What's worse, there are a vast array of internal configurations of this network that can achieve high accuracy. So if we retrained this thing from a new random starting position, we would likely see a completely new pattern of signals flowing across the network for this same input. And yet, the thing would probably again guess a value very near to 1.56. It's a little like our brains. If I ask you to imagine ice cream, you can conjure up some mental image. But if I compare how your brain makes that image to how my brain does it, we surely have different patterns of neurons firing. So just like our brains, the neural net is not learning some canonical way to get Tajima's D out of a sequence alignment. Instead it's just finding a local optimum, and there are many many equivalent local optima out there. So there is nothing really special about the patterns above, other than the fact that they represent one of the many ways of getting a decent prediction of Tajima's D out of a neural net.

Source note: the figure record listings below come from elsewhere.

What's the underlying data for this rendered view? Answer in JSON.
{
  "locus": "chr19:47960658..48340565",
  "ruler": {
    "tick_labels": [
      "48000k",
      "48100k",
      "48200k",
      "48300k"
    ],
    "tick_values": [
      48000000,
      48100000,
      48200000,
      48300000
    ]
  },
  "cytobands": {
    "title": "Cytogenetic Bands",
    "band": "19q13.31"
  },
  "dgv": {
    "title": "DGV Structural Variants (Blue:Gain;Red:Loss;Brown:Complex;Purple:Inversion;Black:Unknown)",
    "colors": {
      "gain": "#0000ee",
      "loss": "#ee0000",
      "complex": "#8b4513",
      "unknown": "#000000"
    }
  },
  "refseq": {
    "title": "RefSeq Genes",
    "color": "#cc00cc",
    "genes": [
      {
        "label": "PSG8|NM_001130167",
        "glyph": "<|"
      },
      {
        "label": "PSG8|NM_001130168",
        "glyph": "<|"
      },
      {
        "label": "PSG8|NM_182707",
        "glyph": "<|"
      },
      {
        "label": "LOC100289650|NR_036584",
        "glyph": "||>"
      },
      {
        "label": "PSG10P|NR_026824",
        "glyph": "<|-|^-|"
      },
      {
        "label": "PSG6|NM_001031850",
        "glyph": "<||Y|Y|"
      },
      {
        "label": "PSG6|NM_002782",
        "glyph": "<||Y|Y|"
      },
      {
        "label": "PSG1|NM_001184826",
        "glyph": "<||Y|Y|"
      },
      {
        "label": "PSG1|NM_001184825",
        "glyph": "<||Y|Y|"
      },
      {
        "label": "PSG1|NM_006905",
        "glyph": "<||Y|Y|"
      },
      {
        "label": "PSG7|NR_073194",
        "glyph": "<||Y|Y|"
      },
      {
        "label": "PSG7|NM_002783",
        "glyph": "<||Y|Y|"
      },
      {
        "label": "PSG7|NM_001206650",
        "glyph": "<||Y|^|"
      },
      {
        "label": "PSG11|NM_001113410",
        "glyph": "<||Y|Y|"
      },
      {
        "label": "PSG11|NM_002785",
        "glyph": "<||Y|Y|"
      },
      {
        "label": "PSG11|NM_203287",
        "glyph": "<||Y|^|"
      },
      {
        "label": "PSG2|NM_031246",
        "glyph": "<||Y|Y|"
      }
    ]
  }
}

Now imagine we instead built a neural network that could prediction something we don't know how to compute (like the signature of a soft sweep). We might get a network that does really well, and it'd be a dream back-out what the network learned into new theory. In practice, what this would entail is making sense and structure out of stuff like the patterns above. And perhaps worse, I'm not sure there is any certainty that their would be new theory in there. Like maybe you could toil at this for years, only to later learn that there was never anything there to find. I hate ending on a downer like that, but anyway, you hopefully understand why people call these things a black box.

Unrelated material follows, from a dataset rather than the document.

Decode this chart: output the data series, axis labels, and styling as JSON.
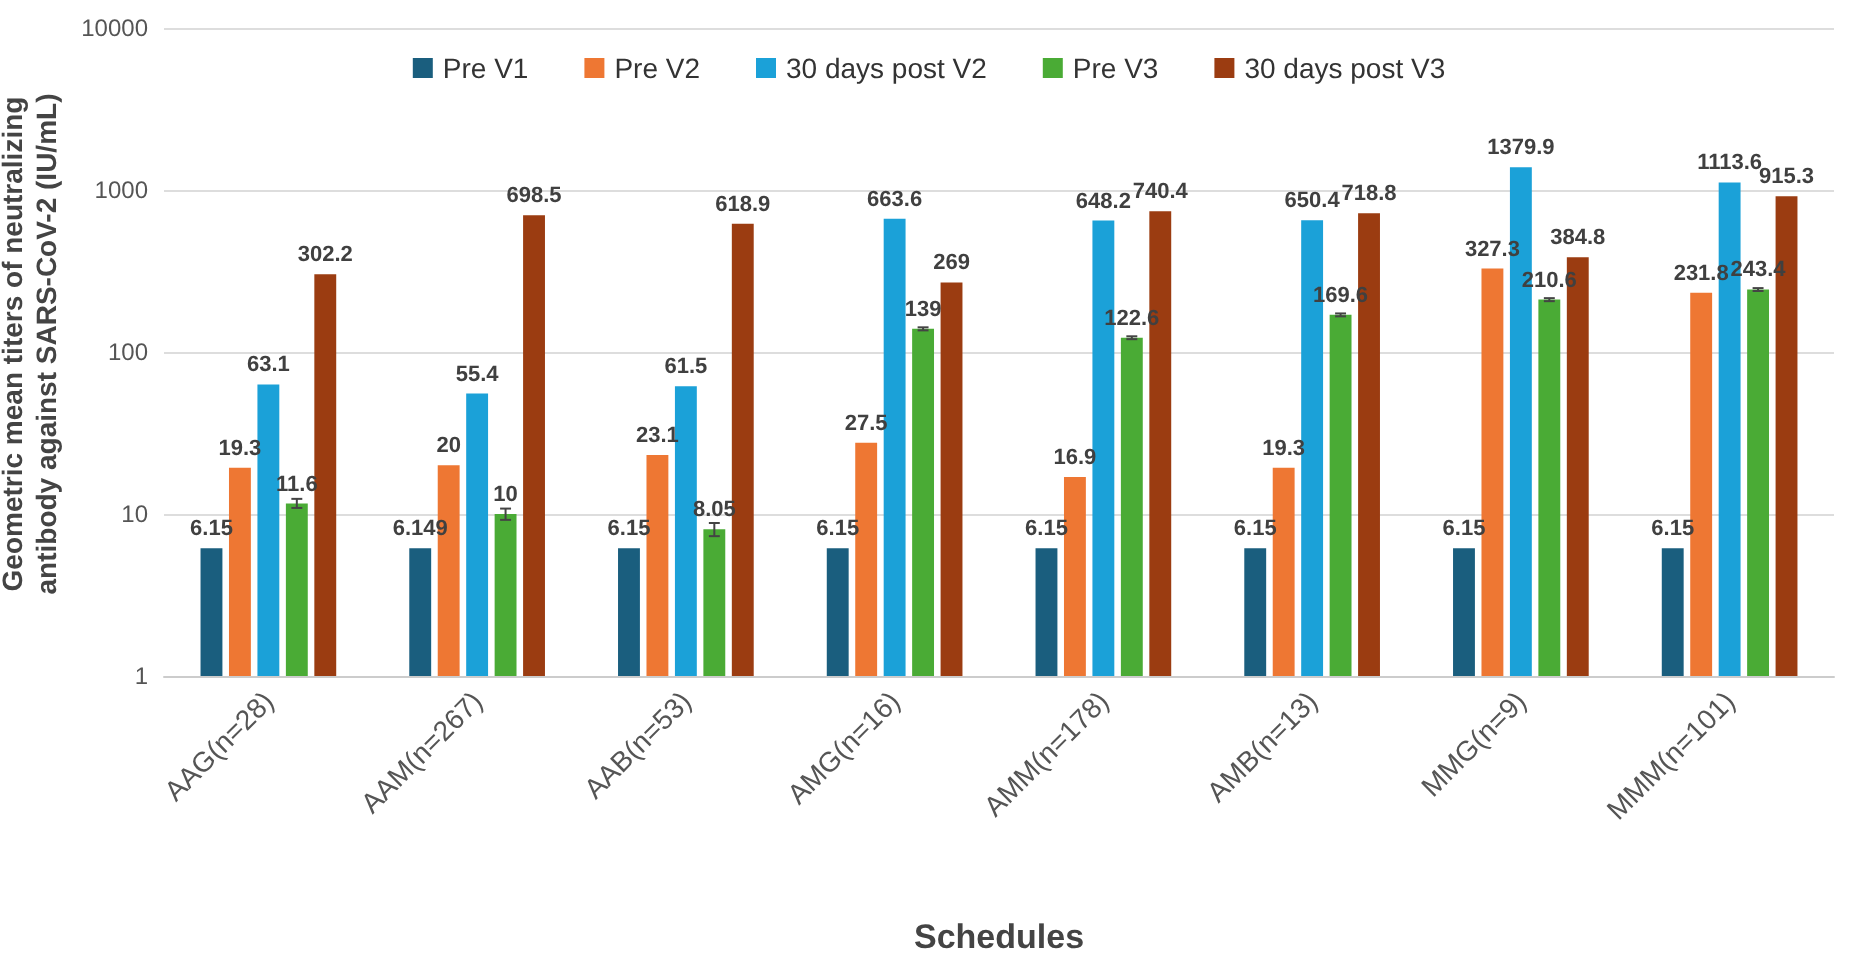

Ok, I read the stuff above, and I still want to develop a neural net for my research. What does the process look like?

I’m so glad you are interested! Let me help you get started. This is a bit of a long answer. It’s a multistep thing.

First, maybe you have a bunch of genomes from your favorite species where the exact genealogical history of every SNP is known. And you know every evolutionary force that has ever acted on each SNP too. Then all you have to do is…

What’s that? You don’t have that kind of data? Or even a kind of halfway approximate version of it. OK, well, first let me welcome you to the club. In this club we do coalescent simulations to make up fake data sets that are sorta like those of the real critters we are studying. Then we feed these fake data sets into our neural net to train it and hope that we’re close enough to reality that when we point the thing at the real data it works.

So step one, you have to simulate training data for your net. And like I said, what that usually means is building a customized coalescent simulation. So you have to capture all the important complexity of the evolutionary history of your sample of genomes, and then simulate conditional on that. You also have to simulate the thing you want to detect, like a set of sims with the selective sweep and a set without. Probably 90% of all your mistakes are going to happen during this stage of the process. But since everything is super dependent on the exact nature of your sample and the critters you study, all your mistakes will be new and different from all of ours, so I can’t give you a lot of tips other than to talk to coalescent simulation experts. So that’s my advice. Make mistakes, talk to people, fix those mistakes and repeat until all the remaining mistakes are so deep that the average reviewer probably will never notice.

I’ll assume you accomplished step one, and you have a lot of coalescent sims in hand and they are all really really perfect for your question. And hopefully you still have some of your motivation intact too.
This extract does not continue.